Nobody answered. On one wall stood a bank of file cabinets. He found the appropriate drawer and removed his contact’s file. Then, he located Wall’s file and placed it in the empty folder. 
Next, he walked to the Quonset where the infirmary was housed. It was exactly where he had been briefed but the large red cross painted on the wall made it impossible to miss. He entered. A lone figure, unpacking supplies, looked up. 
“Worship service. Emergencies only,” the clerk said, in English.
Penner answered in Plattdeutsch, attempting to flatten his accent like a North German.
“I shall be in church momentarily. I arrived in camp a few days ago and was told my cousin, Siegfried Janzen, works here.”
“Yes, he is often here.” The man extended his hand. “Abram Funk,” he said, switching to Platt.
“Walter Penner,” he said, making no effort to respond.
Abram nodded. “My grandfather was a Penner. He settled in the Molotschna. Perhaps we are related?”  
“Tell Siegfried I would like to meet him, as soon as possible. It has been many years,” he said, ignoring Abram’s interest in geneology. “He knows where to find me.”
The man left as abruptly has he’d arrived. Abram was puzzled: anyone unfortunate enough to be stationed in Whitehorse building the highway would gladly take the time to talk about the old country and find common ancestry. After all, the Russian Mennonite family tree was not that large. What’s his problem? Abram wondered. He surveyed the amount of work to be done and resumed his inventory.
Over the next few days, Abram’s conversation with Walter Penner continued hound him. As much as Abram tried to push it aside, to more it refused to leave him be. Abram finally had to admit: there was something about the man that seemed off, but what it was, he couldn’t be sure. Maybe he was imagining it or overthinking his brief conversation. There was nothing egregious about one CO asking to see another. He mentioned the conversation to his bunk-mate, Ferdinand Giesbrecht whose opinion was Abram was looking for a villain where none were to be found. 
Finally, Abram decided to speak to Dietrich Friesen, the camp administrator. 
He knocked on the Friesen’s door.
“Hello? Come in,” Friesen said without looking up from his desk.
Abram entered. “Thank you, Dietrich.”
“What can I do for you? All is well in the infirmary?” Friesen asked, setting his pen down.
Abram nodded. “Yes, but that is not why I am here. I met a man yesterday, in the infirmary, inquiring after Siegfried.”
“Men continue to arrive. The Lord convicts but men respond to the Spirit’s prompting in their own time.”
Abram marveled how Friesen, the camp’s foremost pietist could also run a thriving black-market business. Apparently faith and economics lived on two dissimilar paths.
“Granted,” Abram replied, “but this man, a Walter Penner…”
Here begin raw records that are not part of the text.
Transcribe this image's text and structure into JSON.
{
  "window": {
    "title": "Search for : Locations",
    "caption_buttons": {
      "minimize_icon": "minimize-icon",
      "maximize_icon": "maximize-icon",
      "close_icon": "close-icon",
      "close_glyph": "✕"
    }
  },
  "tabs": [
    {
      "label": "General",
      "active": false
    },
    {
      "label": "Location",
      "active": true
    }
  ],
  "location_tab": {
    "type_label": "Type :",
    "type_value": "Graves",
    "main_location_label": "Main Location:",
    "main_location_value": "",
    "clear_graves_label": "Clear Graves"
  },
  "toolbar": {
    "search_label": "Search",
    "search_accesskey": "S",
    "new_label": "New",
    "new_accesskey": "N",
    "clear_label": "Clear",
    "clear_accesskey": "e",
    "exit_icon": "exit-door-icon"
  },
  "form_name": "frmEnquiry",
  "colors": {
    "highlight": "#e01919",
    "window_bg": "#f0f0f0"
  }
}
“Relatives, perhaps?” Friesen interrupted. “I have an uncle by the name of Penner in Gretna. Maybe you’ve heard of Gretna, in Manitoba. Beautiful farmland. The Lord reunites his flock even while in exile.”
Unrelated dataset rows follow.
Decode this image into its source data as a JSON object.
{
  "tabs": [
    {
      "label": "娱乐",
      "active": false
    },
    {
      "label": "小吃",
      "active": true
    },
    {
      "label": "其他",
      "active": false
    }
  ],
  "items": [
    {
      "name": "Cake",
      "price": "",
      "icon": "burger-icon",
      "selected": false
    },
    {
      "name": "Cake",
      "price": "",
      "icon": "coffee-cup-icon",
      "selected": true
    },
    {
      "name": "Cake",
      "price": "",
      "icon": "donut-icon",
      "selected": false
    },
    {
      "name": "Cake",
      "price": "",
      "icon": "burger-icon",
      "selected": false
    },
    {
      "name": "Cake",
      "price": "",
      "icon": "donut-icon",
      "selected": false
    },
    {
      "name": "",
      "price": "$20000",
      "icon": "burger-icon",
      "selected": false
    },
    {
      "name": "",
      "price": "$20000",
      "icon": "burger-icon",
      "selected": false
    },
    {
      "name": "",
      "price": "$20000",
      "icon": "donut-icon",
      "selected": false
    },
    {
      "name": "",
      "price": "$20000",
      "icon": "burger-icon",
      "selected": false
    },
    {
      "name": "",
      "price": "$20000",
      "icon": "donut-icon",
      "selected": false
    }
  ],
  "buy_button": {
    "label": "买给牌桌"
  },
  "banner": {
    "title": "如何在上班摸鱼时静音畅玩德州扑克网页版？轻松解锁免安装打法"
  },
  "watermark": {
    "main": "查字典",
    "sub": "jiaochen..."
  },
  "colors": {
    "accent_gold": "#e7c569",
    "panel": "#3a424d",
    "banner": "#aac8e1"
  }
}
Abram shook his head. “That is not what I meant to imply. He was no more a Mennonite than I am a Canadian. His accent was wrong and he said he came from Papenburg, of all places.”
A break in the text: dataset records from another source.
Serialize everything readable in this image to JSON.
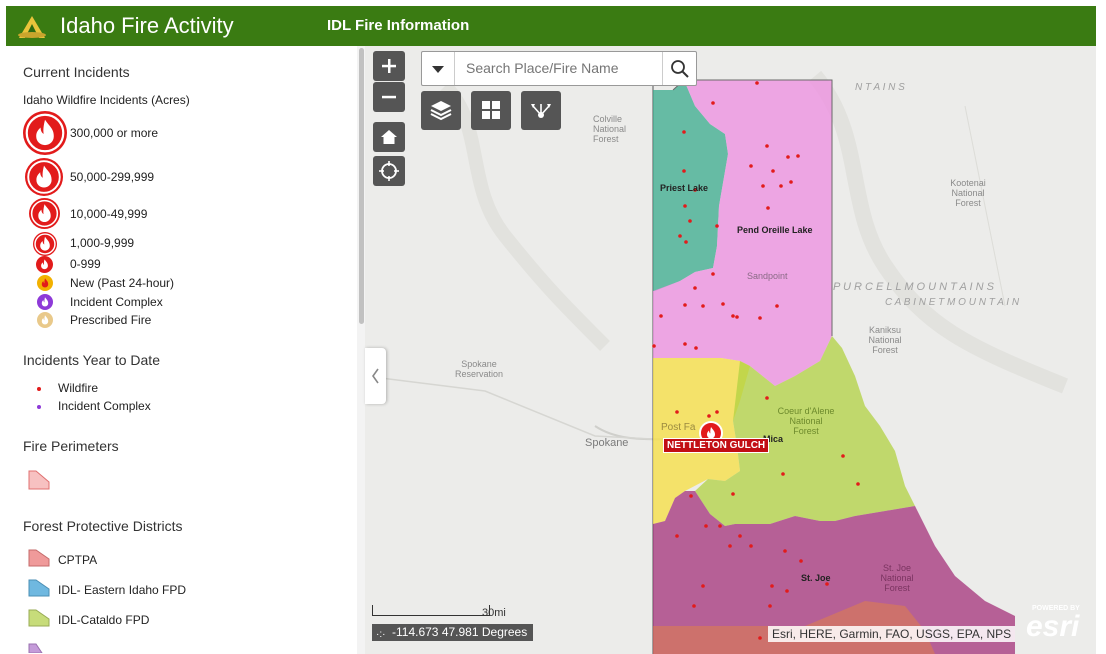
{
  "header": {
    "title": "Idaho Fire Activity",
    "subtitle": "IDL Fire Information",
    "bg_color": "#3a7b12"
  },
  "legend": {
    "current_incidents": {
      "heading": "Current Incidents",
      "subheading": "Idaho Wildfire Incidents (Acres)",
      "items": [
        {
          "label": "300,000 or more",
          "icon": "fire-icon-xl"
        },
        {
          "label": "50,000-299,999",
          "icon": "fire-icon-lg"
        },
        {
          "label": "10,000-49,999",
          "icon": "fire-icon-md"
        },
        {
          "label": "1,000-9,999",
          "icon": "fire-icon-sm"
        },
        {
          "label": "0-999",
          "icon": "fire-icon-xs"
        },
        {
          "label": "New (Past 24-hour)",
          "icon": "fire-icon-new",
          "color": "#f2b100"
        },
        {
          "label": "Incident Complex",
          "icon": "fire-icon-complex",
          "color": "#8e3ad8"
        },
        {
          "label": "Prescribed Fire",
          "icon": "fire-icon-prescribed",
          "color": "#e9c98a"
        }
      ]
    },
    "year_to_date": {
      "heading": "Incidents Year to Date",
      "items": [
        {
          "label": "Wildfire",
          "color": "#e21b1b"
        },
        {
          "label": "Incident Complex",
          "color": "#8e3ad8"
        }
      ]
    },
    "perimeters": {
      "heading": "Fire Perimeters",
      "color": "#f7c1c1"
    },
    "districts": {
      "heading": "Forest Protective Districts",
      "items": [
        {
          "label": "CPTPA",
          "color": "#ef9a9a"
        },
        {
          "label": "IDL- Eastern Idaho FPD",
          "color": "#6fb8e0"
        },
        {
          "label": "IDL-Cataldo FPD",
          "color": "#c7dc7a"
        }
      ]
    }
  },
  "search": {
    "placeholder": "Search Place/Fire Name"
  },
  "map": {
    "scale_label": "30mi",
    "coordinates": "-114.673 47.981 Degrees",
    "attribution": "Esri, HERE, Garmin, FAO, USGS, EPA, NPS",
    "esri_powered": "POWERED BY",
    "esri_logo": "esri",
    "fire_marker_label": "NETTLETON GULCH",
    "labels": {
      "priest_lake": "Priest Lake",
      "pend_oreille": "Pend Oreille Lake",
      "mica": "Mica",
      "st_joe": "St. Joe",
      "spokane": "Spokane",
      "spokane_reservation": "Spokane Reservation",
      "colville": "Colville National Forest",
      "kootenai": "Kootenai National Forest",
      "kaniksu": "Kaniksu National Forest",
      "purcell": "P U R C E L L   M O U N T A I N S",
      "cabinet": "C A B I N E T   M O U N T A I N",
      "selkirk": "N T A I N S",
      "sandpoint": "Sandpoint",
      "post_falls": "Post Fa",
      "coeur_dalene": "Coeur d'Alene National Forest",
      "st_joe_nf": "St. Joe National Forest"
    }
  }
}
“What is your point, Abram?”
“Why would he lie?” Friesen had a lot of experience with lying, Abram thought. Maybe he would shed some light.
“Men lie for many reasons, if in fact he did lie.”
Funk pressed him further. “Siegfried has never mentioned relatives, either from Europe or Canada.”
“Abram, I have work to do. The Lord requires much of his servants. The parable of the Ten Talents tells us so, or have you forgotten it?”
Guilt. Friesen always resorted to guilt when he didn’t want to talk, Abram thought. 
“No, Dietrich, I have not. At least check the camp roster for his name.” 
“Good afternoon, Abram. Peace be with you.”
“And also with you.” 

Abram despised Friesen’s misuse of the familiar benediction. The issue was not closed in Abram’s mind. He would talk to a few of his friends, for their opinion. “If he felt the Spirit’s leading” (he laughed at Friesen’s misquoting of Scripture) he would speak to the local police. Time would soon settle the matter for him, which was in his experience, more reliable than waiting for the Holy Ghost to speak. The Spirit, Abram had found, was remarkably short on vocabulary.